Оказалось, что Федотова переехала в Карташевскую несколько лет назад не просто так. Ее дальние родственники были последними савакотами, финнами, которых еще при шведах переселяли в места под Гатчиной с Карельского перешейка, из провинции Саво. Вместо тех финнов, что бежали от шведов в Новгород. Себя к савакотам Федотова не причисляла, но помнила о том, что когда-то в прошлом ее родня была частью того, исчезнувшего, народа.
– Ну, конечно у нас в Гатчине и финны-инкери есть, и ижора там, прочее. Но вот таких, чтобы как я – не осталось уже, на самом деле. Мать из финнов, а отец из води был, с Усть-Луги. Вот и что скажешь теперь, кто я? Последняя, говорю, зато видишь какую силу дали, как будто как раз, чтобы род завершить. Моим никому это не интересно. Дети выросли, кто в Питер вообще уехал, кто куда. Я осталась. И почувствовала, что нужно как-то развивать, знаешь.
– А что развивать-то?
– Ну, дар этот. Книжки читать начала.
– Ну, а сюда-то зачем приехали? Вам что, в Гатчине развиваться было сложнее?

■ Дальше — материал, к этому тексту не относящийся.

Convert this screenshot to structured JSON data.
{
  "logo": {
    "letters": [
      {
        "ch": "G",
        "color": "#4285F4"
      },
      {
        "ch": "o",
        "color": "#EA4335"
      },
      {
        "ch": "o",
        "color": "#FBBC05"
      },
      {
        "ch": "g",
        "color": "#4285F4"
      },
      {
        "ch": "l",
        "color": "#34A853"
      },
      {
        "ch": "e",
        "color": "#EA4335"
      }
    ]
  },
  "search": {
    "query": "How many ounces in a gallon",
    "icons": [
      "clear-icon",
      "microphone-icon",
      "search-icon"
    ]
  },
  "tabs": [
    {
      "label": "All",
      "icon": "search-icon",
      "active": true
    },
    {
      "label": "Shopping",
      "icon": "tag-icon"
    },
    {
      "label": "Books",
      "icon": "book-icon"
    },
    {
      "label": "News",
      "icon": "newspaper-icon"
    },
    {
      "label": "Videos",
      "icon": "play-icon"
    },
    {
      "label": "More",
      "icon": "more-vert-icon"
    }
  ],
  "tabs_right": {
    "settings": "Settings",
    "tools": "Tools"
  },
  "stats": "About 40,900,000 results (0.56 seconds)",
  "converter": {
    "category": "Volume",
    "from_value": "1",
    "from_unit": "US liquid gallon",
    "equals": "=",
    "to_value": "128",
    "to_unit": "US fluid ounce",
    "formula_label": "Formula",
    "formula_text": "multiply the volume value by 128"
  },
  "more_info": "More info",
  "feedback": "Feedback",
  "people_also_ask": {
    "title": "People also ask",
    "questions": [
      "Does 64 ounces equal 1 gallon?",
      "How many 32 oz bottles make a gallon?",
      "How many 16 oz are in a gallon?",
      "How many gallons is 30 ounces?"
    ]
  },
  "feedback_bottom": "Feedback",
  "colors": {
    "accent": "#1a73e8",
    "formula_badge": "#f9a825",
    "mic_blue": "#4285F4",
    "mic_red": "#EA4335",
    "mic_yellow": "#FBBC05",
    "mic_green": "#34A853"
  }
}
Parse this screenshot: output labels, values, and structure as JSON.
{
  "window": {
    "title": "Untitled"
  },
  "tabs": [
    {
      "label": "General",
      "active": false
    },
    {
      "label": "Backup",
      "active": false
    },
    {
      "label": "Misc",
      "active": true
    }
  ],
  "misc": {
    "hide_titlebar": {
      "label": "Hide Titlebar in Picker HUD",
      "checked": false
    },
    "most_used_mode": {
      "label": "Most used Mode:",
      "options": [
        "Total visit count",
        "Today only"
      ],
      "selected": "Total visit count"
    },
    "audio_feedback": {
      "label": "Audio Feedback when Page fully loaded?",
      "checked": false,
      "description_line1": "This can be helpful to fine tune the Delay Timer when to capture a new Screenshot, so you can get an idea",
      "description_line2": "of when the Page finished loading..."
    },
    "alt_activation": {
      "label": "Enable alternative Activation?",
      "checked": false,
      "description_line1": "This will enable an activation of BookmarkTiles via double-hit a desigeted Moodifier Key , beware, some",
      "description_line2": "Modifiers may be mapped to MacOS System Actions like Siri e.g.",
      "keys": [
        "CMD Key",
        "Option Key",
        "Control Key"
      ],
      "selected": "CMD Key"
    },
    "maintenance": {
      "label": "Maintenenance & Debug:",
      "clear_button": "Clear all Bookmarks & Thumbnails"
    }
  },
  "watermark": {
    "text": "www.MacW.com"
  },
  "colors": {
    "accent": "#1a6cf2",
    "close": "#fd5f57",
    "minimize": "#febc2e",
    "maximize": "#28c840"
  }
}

– Не угадаешь, откуда что придет, опять же, кое-что бабка говорила в свое время. Теперь оказалась. Позвали. Тут и цыгане эти, и Бадмаев, Петр Александрович. И дом, собственно, из-за которого все и началось. Слышала ж про, Бадмаева же знаешь?
– Нет.
– Ему дача раньше принадлежала одна в поселке. Сейчас другие перекупили, конечно. Зеленая, на Железнодорожной. Сразу на повороте, как идти от станции. Тут рядом совсем. С витой такой оградой, на два хозяина вроде бы. Он раньше какого-то профессора была, еще до войны. Ну, профессор умер, а дачу купил Бадмаев. Хотя говорят что родственники его, но это официально. А так его инициатива, скажем так. Он ведь и раньше сюда наведывался, еще в самом конце позапрошлого века. Петр Александрович, на свое 150 лет, приобрел, к юбилею… Хотя ему тогда может и больше уже было. Тот, который еще Распутина лечил, помнишь же? Ты чего. Ну, читала же по него что-то?
– Нет, не знаю, не помню. Не читала вообще ничего этого. Что голову морочите какими-то стариками, Бадмаевым каким-то, про дачу рассказываете, зеленую. Я ж спрашиваю, что тут творится вообще.